Don’t get me wrong — most of the advisors I’ve worked with do have an idea of who they are working with, which is helpful. But most haven’t done the work of actually analyzing who their clients are — slicing and dicing their client base by age, marital status, occupation, geographical region, retirement status, etc.
The results may surprise you, or they may not. But conducting such an analysis is an important step because it removes the guesswork. For example, you may be working mostly with retirees versus those who aren’t retired. Or, you may just have the perception that you are working mostly with retirees; the reality may be that pre-retirees make up more of your assets under management.

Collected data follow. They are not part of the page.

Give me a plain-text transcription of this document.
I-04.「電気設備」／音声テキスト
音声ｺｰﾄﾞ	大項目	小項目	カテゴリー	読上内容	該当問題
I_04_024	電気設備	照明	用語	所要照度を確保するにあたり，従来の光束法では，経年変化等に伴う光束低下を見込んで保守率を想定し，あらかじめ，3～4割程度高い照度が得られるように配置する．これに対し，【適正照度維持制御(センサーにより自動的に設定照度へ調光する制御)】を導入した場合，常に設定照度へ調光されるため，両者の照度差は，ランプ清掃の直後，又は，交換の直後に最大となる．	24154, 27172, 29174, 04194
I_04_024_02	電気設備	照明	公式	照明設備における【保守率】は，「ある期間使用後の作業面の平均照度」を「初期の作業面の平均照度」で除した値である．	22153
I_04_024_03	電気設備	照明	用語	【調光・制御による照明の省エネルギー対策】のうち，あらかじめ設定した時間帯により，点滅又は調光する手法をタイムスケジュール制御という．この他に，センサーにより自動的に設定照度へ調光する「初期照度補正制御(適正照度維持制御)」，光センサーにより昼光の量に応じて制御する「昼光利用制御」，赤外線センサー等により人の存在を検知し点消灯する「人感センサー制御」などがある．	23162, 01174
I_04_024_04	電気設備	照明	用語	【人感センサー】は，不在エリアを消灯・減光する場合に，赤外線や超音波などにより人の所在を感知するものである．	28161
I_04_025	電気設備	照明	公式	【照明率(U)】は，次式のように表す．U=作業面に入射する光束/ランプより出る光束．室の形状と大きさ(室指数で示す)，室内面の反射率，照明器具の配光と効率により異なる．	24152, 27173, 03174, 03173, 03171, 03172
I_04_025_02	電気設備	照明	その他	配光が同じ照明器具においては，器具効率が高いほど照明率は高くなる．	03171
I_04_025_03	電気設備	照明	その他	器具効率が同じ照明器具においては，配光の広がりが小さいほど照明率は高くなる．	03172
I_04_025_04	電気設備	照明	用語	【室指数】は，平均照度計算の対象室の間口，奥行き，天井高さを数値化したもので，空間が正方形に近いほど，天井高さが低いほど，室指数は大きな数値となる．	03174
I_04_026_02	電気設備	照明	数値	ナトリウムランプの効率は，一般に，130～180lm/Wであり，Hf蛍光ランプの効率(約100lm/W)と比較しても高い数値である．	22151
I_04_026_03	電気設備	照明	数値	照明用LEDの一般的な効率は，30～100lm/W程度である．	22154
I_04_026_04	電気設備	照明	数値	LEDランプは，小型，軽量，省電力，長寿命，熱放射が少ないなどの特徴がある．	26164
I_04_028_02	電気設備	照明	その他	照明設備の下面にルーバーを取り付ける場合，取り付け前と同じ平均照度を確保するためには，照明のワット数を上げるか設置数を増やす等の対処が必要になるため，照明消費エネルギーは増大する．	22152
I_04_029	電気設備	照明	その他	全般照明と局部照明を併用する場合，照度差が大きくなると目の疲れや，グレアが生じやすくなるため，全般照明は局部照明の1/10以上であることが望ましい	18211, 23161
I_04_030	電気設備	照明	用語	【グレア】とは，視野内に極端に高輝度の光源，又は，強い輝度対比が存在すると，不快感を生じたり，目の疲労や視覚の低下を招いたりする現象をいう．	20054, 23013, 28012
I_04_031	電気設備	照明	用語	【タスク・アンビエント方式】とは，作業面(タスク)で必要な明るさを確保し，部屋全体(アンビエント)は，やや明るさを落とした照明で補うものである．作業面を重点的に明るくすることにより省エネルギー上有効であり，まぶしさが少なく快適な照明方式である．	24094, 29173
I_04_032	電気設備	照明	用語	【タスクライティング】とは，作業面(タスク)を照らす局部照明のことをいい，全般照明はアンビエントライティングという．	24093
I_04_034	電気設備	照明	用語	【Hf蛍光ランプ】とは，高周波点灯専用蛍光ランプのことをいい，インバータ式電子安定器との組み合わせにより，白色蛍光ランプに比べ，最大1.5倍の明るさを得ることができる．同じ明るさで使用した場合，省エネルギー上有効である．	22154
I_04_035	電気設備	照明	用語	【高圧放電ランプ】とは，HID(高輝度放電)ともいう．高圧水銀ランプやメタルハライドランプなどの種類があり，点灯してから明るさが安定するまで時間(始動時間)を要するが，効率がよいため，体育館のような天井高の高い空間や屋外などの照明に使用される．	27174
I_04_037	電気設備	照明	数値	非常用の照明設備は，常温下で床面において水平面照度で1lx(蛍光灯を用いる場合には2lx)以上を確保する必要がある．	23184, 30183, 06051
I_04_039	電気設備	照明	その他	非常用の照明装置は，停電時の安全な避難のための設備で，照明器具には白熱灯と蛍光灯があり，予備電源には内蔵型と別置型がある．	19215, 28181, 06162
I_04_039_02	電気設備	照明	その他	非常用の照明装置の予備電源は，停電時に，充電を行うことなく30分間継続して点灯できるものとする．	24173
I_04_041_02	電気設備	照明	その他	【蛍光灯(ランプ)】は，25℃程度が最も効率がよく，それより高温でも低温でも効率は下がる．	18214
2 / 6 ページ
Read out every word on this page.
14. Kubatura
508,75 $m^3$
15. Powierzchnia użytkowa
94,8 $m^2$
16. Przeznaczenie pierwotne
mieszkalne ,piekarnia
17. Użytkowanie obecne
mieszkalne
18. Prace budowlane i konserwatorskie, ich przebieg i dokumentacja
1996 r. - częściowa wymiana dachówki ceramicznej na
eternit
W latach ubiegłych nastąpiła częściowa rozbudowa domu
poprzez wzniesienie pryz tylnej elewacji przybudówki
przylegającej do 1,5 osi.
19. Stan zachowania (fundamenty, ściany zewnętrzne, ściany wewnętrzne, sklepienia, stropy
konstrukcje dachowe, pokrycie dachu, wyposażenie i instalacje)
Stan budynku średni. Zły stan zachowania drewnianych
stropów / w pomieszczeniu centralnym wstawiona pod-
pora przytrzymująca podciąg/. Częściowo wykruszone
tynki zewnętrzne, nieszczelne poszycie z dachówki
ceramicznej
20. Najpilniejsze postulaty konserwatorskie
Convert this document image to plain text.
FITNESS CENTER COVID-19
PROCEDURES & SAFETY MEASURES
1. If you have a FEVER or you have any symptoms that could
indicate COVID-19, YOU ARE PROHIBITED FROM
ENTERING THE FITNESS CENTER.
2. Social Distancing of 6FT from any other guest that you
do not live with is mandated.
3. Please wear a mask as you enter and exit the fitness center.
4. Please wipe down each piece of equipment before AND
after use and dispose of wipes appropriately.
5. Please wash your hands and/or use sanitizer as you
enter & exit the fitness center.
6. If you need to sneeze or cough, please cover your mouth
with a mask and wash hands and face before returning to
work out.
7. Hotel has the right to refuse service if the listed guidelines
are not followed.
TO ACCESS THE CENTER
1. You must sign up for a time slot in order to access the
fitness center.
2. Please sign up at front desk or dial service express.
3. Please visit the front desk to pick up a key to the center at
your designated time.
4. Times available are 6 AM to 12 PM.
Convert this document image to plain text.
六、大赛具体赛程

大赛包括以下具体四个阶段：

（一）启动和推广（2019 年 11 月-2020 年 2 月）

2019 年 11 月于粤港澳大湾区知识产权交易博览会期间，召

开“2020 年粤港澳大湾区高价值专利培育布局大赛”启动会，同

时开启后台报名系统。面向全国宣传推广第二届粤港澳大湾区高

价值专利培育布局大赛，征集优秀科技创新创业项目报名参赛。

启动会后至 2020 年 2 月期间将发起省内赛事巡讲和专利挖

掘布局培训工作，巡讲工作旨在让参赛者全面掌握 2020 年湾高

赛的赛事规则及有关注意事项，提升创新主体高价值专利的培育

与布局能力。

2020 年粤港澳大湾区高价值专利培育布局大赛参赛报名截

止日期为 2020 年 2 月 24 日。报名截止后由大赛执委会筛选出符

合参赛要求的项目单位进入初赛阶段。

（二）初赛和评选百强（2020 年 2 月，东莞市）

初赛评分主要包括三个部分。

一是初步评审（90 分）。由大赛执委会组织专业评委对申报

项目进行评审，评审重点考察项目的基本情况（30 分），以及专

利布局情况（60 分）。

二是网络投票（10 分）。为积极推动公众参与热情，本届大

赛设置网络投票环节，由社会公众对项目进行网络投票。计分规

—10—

It’s critical to conduct this analysis as one of the first steps in creating a client-centric financial advisory practice. That’s because you can’t center your practice on clients if you don’t know who they are, what they want and why they are doing business with you. Other early steps include determining your ideal client type and then analyzing any discrepancy between your current client base and your ideal client type.
Here’s how to work through this process:
- Current client base: The actual analysis isn’t that hard, especially if you have a CRM. The variables you want to slice and dice by depend on the type of clients you tend to attract and will differ from practice to practice. And different variables will be important in different cases. For example, if your practice focuses around divorcing women, you might want to evaluate your practice demographics through lens such as divorced or separated; retired and pre-retiree; those with children at home and those with an empty nest; those remarried or coupled and those who are not; those with jobs outside the home and homemakers, etc.
- Ideal client type: With that analysis in hand, it’s time to move on to the second piece of the puzzle, determining your ideal client type. When I work with advisors, I encourage them to think about their favorite clients. What is it about those clients that you love and what, if anything, do those favorites have in common? What types of work or clients make you want to jump out of bed and get to work as as quickly as possible, versus the types of work or clients who you’d rather stay in bed to avoid? This work is important, because when you understand the price attached to working with people who you don’t really click with or spend time doing work that doesn’t really engage you, you’re wasting valuable time and energy.
- Understanding the gap: When you put these two pieces together, you’ll get a sense of where your current reality is in connection to where you’d really like to be. You may have several ideal client types, which is okay, especially if they are closely related to each other. Once you understand who you love to work with and how big (or small) a percentage of those types make up your practice currently, you can take steps to engage in marketing that will attract more of the clients that you want. You’ll also need to figure out how to handle those who don’t fit into your sweet spot.
This understanding of your clientele and your ideal client type is essential to creating a practice that is more firmly focused on clients and to successful growth.